Professor Kyeng Won Lee from Korean Polytechnic University told how the analysis of Korean pop songs was used in TRIZ education. Many students complain that the conventional TRIZ look boring. Examples from the music of The Wonder Girls and “Girl’s generation” illustrate many concepts of TRIZ and make the content easier to learn.

Yong Song from Korea Polytechnic University reported of an international student on-line TRIZ conference in November 2011. Professors and students from his university and Komsomolsk-na-Amur State Technical University in Russia participated. Korean TRIZ community consider important to get TRIZ knowledge as much as possible directly from Russia. Intensive co-operation traditional way, however, is time-consuming and expensive. On-line conferences effectively use the time of students and TRIZ experts.

Koreans participate actively TRIZfest conferences. Really, from all countries South Korea seems to be the most intensive TRIZ user today. Saying this we should remember that there is much progress in TRIZ all over the world.

Dr. Simon Litvin from GEN3 Partners, the US, has formulated ten principles of successful TRIZ-based innovations. These principles contain the core of so called classical TRIZ: “use a rigorous scientific innovation process”, and “resolve contradictions”, for example. Others go beyond the traditional understanding on what TRIZ is. For example: “Develop products and technologies, not ideas.” Also: “Adapt existing solution, don’t always invent.” The point is to build bridge between TRIZ and business. Companies need products and profit, after all, ideas and inventions alone are not enough.

Litvin also told how to address one of the biggest innovation killers, secondary problems. Here he illustrated one of his ten principles: adapting existing solution. He used a well-known example in TRIZ circles, an anti-allergenic nasal filter. The original idea was a nasal filter. Getting the product from this idea might have been costly and time-consuming. That’s why the ready solution from industry, a big cyclone, was adapted to needs of health care. The result was a small “nasal cyclone”.

There were exciting case studies. Oliver Mayer from GE Global Research in Germany told of a photovoltaic case in GE. They developed one axis PV tracking device. Instead of a complex electrically driven tracker they developed a simple device. A new device uses the energy of sun directly. A thermo cylinder moves a piston.
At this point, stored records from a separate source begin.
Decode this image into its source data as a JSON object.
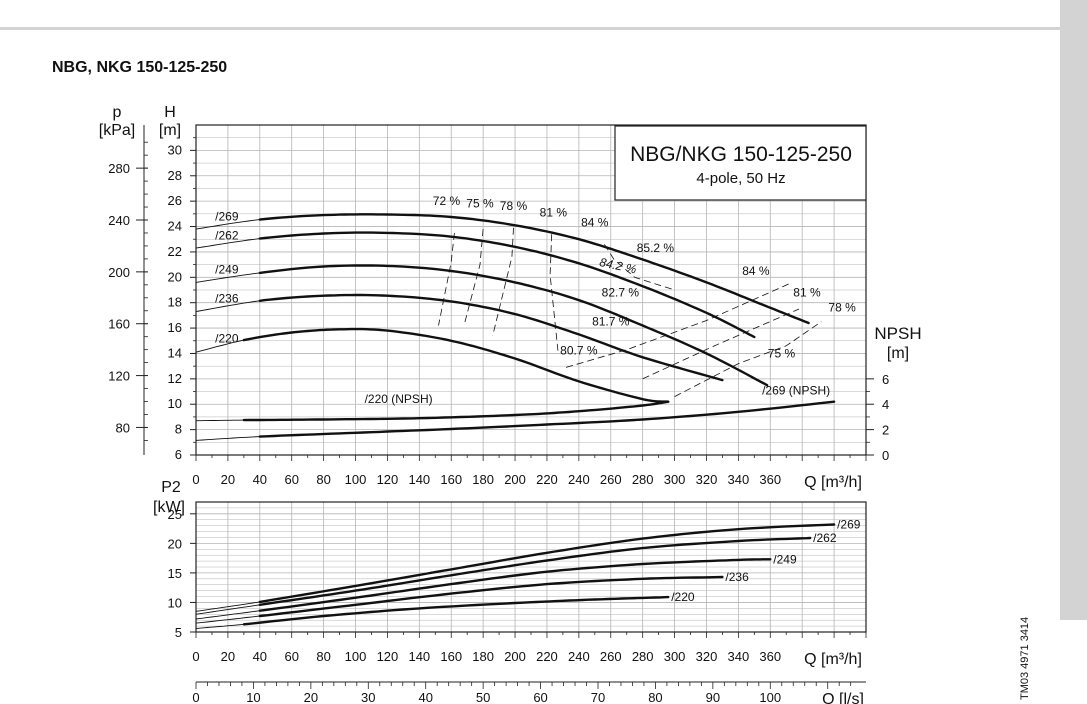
{
  "page": {
    "title": "NBG, NKG 150-125-250",
    "doc_code": "TM03 4971 3414",
    "box_title": "NBG/NKG 150-125-250",
    "box_subtitle": "4-pole, 50 Hz"
  },
  "colors": {
    "curve": "#111111",
    "grid": "#b5b5b5",
    "frame": "#222222",
    "background": "#ffffff",
    "chrome": "#d3d3d3"
  },
  "chart_data": [
    {
      "id": "head",
      "type": "line",
      "xlabel": "Q [m³/h]",
      "xlim": [
        0,
        420
      ],
      "x_ticks": [
        0,
        20,
        40,
        60,
        80,
        100,
        120,
        140,
        160,
        180,
        200,
        220,
        240,
        260,
        280,
        300,
        320,
        340,
        360
      ],
      "ylabel": "H",
      "ylabel_unit": "[m]",
      "ylim": [
        6,
        32
      ],
      "y_ticks": [
        6,
        8,
        10,
        12,
        14,
        16,
        18,
        20,
        22,
        24,
        26,
        28,
        30
      ],
      "p_axis": {
        "label": "p",
        "unit": "[kPa]",
        "ticks": [
          80,
          120,
          160,
          200,
          240,
          280
        ],
        "kpa_per_m": 9.79
      },
      "npsh_axis": {
        "label": "NPSH",
        "unit": "[m]",
        "ticks": [
          0,
          2,
          4,
          6
        ],
        "offset_m": 6
      },
      "grid": true,
      "series": [
        {
          "name": "/269",
          "x": [
            0,
            40,
            80,
            120,
            160,
            200,
            240,
            280,
            320,
            360,
            384
          ],
          "y": [
            23.8,
            24.55,
            24.9,
            24.95,
            24.75,
            24.1,
            23.0,
            21.4,
            19.6,
            17.6,
            16.4
          ],
          "thin_until": 40
        },
        {
          "name": "/262",
          "x": [
            0,
            40,
            80,
            120,
            160,
            200,
            240,
            280,
            320,
            350
          ],
          "y": [
            22.3,
            23.05,
            23.45,
            23.5,
            23.2,
            22.4,
            21.1,
            19.3,
            17.2,
            15.3
          ],
          "thin_until": 40
        },
        {
          "name": "/249",
          "x": [
            0,
            40,
            80,
            120,
            160,
            200,
            240,
            280,
            320,
            358
          ],
          "y": [
            19.6,
            20.35,
            20.85,
            20.9,
            20.5,
            19.6,
            18.2,
            16.2,
            14.0,
            11.5
          ],
          "thin_until": 40
        },
        {
          "name": "/236",
          "x": [
            0,
            40,
            80,
            120,
            160,
            200,
            240,
            280,
            330
          ],
          "y": [
            17.3,
            18.15,
            18.55,
            18.55,
            18.1,
            17.1,
            15.5,
            13.7,
            11.9
          ],
          "thin_until": 40
        },
        {
          "name": "/220",
          "x": [
            0,
            30,
            60,
            90,
            120,
            160,
            200,
            240,
            280,
            296
          ],
          "y": [
            14.1,
            15.05,
            15.65,
            15.9,
            15.8,
            15.0,
            13.6,
            11.8,
            10.4,
            10.2
          ],
          "thin_until": 30
        },
        {
          "name": "/220 (NPSH)",
          "x": [
            0,
            30,
            80,
            140,
            200,
            240,
            280,
            296
          ],
          "y": [
            8.7,
            8.75,
            8.8,
            8.9,
            9.15,
            9.45,
            9.9,
            10.2
          ],
          "thin_until": 30,
          "label_at": [
            127,
            10.1
          ]
        },
        {
          "name": "/269 (NPSH)",
          "x": [
            0,
            40,
            100,
            160,
            220,
            280,
            340,
            400
          ],
          "y": [
            7.15,
            7.45,
            7.75,
            8.05,
            8.4,
            8.8,
            9.4,
            10.2
          ],
          "thin_until": 40
        }
      ],
      "efficiency_labels": [
        {
          "text": "72 %",
          "x": 157,
          "y": 25.7
        },
        {
          "text": "75 %",
          "x": 178,
          "y": 25.5
        },
        {
          "text": "78 %",
          "x": 199,
          "y": 25.3
        },
        {
          "text": "81 %",
          "x": 224,
          "y": 24.8
        },
        {
          "text": "84 %",
          "x": 250,
          "y": 24.0
        },
        {
          "text": "85.2 %",
          "x": 288,
          "y": 22.0
        },
        {
          "text": "84.2 %",
          "x": 264,
          "y": 20.6
        },
        {
          "text": "84 %",
          "x": 351,
          "y": 20.2
        },
        {
          "text": "82.7 %",
          "x": 266,
          "y": 18.5
        },
        {
          "text": "81 %",
          "x": 383,
          "y": 18.5
        },
        {
          "text": "78 %",
          "x": 405,
          "y": 17.3
        },
        {
          "text": "81.7 %",
          "x": 260,
          "y": 16.2
        },
        {
          "text": "80.7 %",
          "x": 240,
          "y": 13.9
        },
        {
          "text": "75 %",
          "x": 367,
          "y": 13.7
        }
      ]
    },
    {
      "id": "power",
      "type": "line",
      "xlabel": "Q [m³/h]",
      "xlim": [
        0,
        420
      ],
      "x_ticks": [
        0,
        20,
        40,
        60,
        80,
        100,
        120,
        140,
        160,
        180,
        200,
        220,
        240,
        260,
        280,
        300,
        320,
        340,
        360
      ],
      "ylabel": "P2",
      "ylabel_unit": "[kW]",
      "ylim": [
        5,
        27
      ],
      "y_ticks": [
        5,
        10,
        15,
        20,
        25
      ],
      "grid": true,
      "series": [
        {
          "name": "/269",
          "x": [
            0,
            40,
            100,
            160,
            220,
            280,
            340,
            400
          ],
          "y": [
            8.5,
            10.1,
            12.8,
            15.6,
            18.4,
            20.8,
            22.4,
            23.2
          ],
          "thin_until": 40
        },
        {
          "name": "/262",
          "x": [
            0,
            40,
            100,
            160,
            220,
            280,
            340,
            385
          ],
          "y": [
            8.0,
            9.6,
            12.0,
            14.6,
            17.1,
            19.2,
            20.4,
            20.9
          ],
          "thin_until": 40
        },
        {
          "name": "/249",
          "x": [
            0,
            40,
            100,
            160,
            220,
            280,
            340,
            360
          ],
          "y": [
            7.2,
            8.6,
            10.8,
            13.1,
            15.2,
            16.5,
            17.2,
            17.3
          ],
          "thin_until": 40
        },
        {
          "name": "/236",
          "x": [
            0,
            40,
            100,
            160,
            220,
            280,
            330
          ],
          "y": [
            6.5,
            7.7,
            9.6,
            11.5,
            13.1,
            14.0,
            14.3
          ],
          "thin_until": 40
        },
        {
          "name": "/220",
          "x": [
            0,
            30,
            80,
            140,
            200,
            250,
            296
          ],
          "y": [
            5.6,
            6.3,
            7.7,
            9.0,
            9.9,
            10.5,
            10.9
          ],
          "thin_until": 30
        }
      ],
      "lps_axis": {
        "label": "Q [l/s]",
        "ticks": [
          0,
          10,
          20,
          30,
          40,
          50,
          60,
          70,
          80,
          90,
          100
        ],
        "m3h_per_lps": 3.6
      }
    }
  ]
}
However, the management didn’t accept the solution. There were “company constraints” or recently done investments to older technology have still to be paid off. There were also meanings that the device is not yet good enough since it is slightly less accurate than the electric tracker. Perhaps we have here an example of secondary problems?

In a roundtable discussion I also learned much of progress in GE. Dr. Mayer told how they have built TRIZ culture in company. Dr. Alex Lyobomirskiy from GEN3 Partners told of the experience of integrating TRIZ into corporate culture.